Former Lebanese Prime Minister Rafik Hariri and Hezbollah leader Hassan Nasrallah, May 25, 2001.Credit: AP

Lebanon's national unity government collapsed in recent weeks after Hezbollah and its allies withdrew from the cabinet to protest against caretaker Prime Minister Saad Hariri's reluctance to cut ties with the United Nations-sponsored tribunal that is probing the 2005 assassination of his father, former prime minister Rafik Hariri.

Iranian- and Syrian-backed Hezbollah fears being implicated by the court's prosecutor, Daniel Bellemare, who has filed confidential draft indictments to the Special Tribunal for Lebanon's pre-trial judge, Daniel Fransen.

Hezbollah has warned in the past few months that it will "cut off the hands" of whoever tries to accuse "one single member" of the group in the Hariri murder.

In the first reported U.S. comment on the possibility that a Hezbollah-controlled government could rise from the ashes of the current crisis, a U.S. official told Asharq al-Awsat on Sunday that such a power shift could mark the end of U.S. aid to Israel's neighbor to the north.

According to the top U.S. official quoted in the report, congress would refuse to provide additional aid to anyone "taking orders from Hezbollah."

Late last year, two top U.S. lawmakers attempted to hold up $100 million that was approved for Lebanon's army but not yet spent, saying they wanted to make sure neither funds nor arms meant for the Lebanese army would reach Hezbollah.

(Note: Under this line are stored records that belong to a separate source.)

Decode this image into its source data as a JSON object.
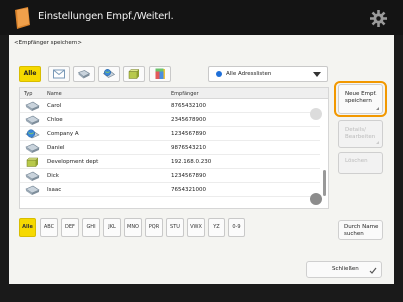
{
  "titlebar": {
    "title": "Einstellungen Empf./Weiterl."
  },
  "section": {
    "label": "<Empfänger speichern>"
  },
  "filter_tabs": [
    {
      "label": "Alle",
      "active": true
    },
    {
      "icon": "mail-icon"
    },
    {
      "icon": "fax-icon"
    },
    {
      "icon": "group-globe-icon"
    },
    {
      "icon": "file-server-icon"
    },
    {
      "icon": "group-color-icon"
    }
  ],
  "address_book": {
    "selected": "Alle Adresslisten"
  },
  "table": {
    "headers": {
      "type": "Typ",
      "name": "Name",
      "recipient": "Empfänger"
    },
    "rows": [
      {
        "icon": "fax-icon",
        "name": "Carol",
        "value": "8765432100"
      },
      {
        "icon": "fax-icon",
        "name": "Chloe",
        "value": "2345678900"
      },
      {
        "icon": "globe-icon",
        "name": "Company A",
        "value": "1234567890"
      },
      {
        "icon": "fax-icon",
        "name": "Daniel",
        "value": "9876543210"
      },
      {
        "icon": "file-server-icon",
        "name": "Development dept",
        "value": "192.168.0.230"
      },
      {
        "icon": "fax-icon",
        "name": "Dick",
        "value": "1234567890"
      },
      {
        "icon": "fax-icon",
        "name": "Isaac",
        "value": "7654321000"
      }
    ]
  },
  "side_buttons": {
    "new_save": {
      "line1": "Neue Empf.",
      "line2": "speichern"
    },
    "details_edit": {
      "line1": "Details/",
      "line2": "Bearbeiten"
    },
    "delete": {
      "label": "Löschen"
    }
  },
  "alpha_tabs": [
    "Alle",
    "ABC",
    "DEF",
    "GHI",
    "JKL",
    "MNO",
    "PQR",
    "STU",
    "VWX",
    "YZ",
    "0-9"
  ],
  "search_button": {
    "line1": "Durch Name",
    "line2": "suchen"
  },
  "close_button": {
    "label": "Schließen"
  },
  "colors": {
    "accent_yellow": "#f6d900",
    "highlight_orange": "#f29800",
    "title_bar": "#141414"
  }
}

The U.S. did not, however, withold the aid, with the U.S. State Department voicing strong support for the continuation of the military aid, and Secretary of State Hillary Clinton pledging strong support for the country ahead of the future findings of the UN-backed tribunal probing Hariri's assassination.

Chances for the formation of a Hezbollah-led coalition rose dramatically after Lebanon's Druze leader Walid Jumblatt said Friday his group would support Hezbollah ahead of parliamentary talks on Monday to pick a new prime minister.

With Jumblatt's support it is almost certain Hezbollah and its allies, with 57 seats in parliament, will win a majority to endorse Sunni politician Omar Karami to lead a new government.

"I am announcing the right political stand ... by assuring the steadfastness of the group [Progressive Socialist Party] alongside Syria and the resistance," he told a news conference. Resistance is a term used to describe Hezbollah.

Speaking to Army Radio on Sunday, MK and Deputy Knesset Speaker Majali Wahabi said the Druze leader voiced his support for Hezbollah after the militant organization threatened to conduct a violent take over of his district unless he did so.

Jumblatt leads a bloc of 11 parliamentarians and his support is crucial to decide who forms the government, Hezbollah or Hariri, who said Thursday he will seek to continue his premiership.

Once Syria's ally, Jumblatt moved into the anti-Syrian camp after Hariri's killing, but he has re-positioned himself once again and last year sealed his reconciliation with Syria.

Jumblatt urged all sides to continue dialogue and warned against excluding any party, saying "it will only lead to more division."

In Lebanon's power-sharing political system, the prime minister should be a Sunni, the president a Christian Maronite and the parliament speaker a Shi'ite. Lebanese President Michel Suleiman has called parliamentarians for consultations Monday.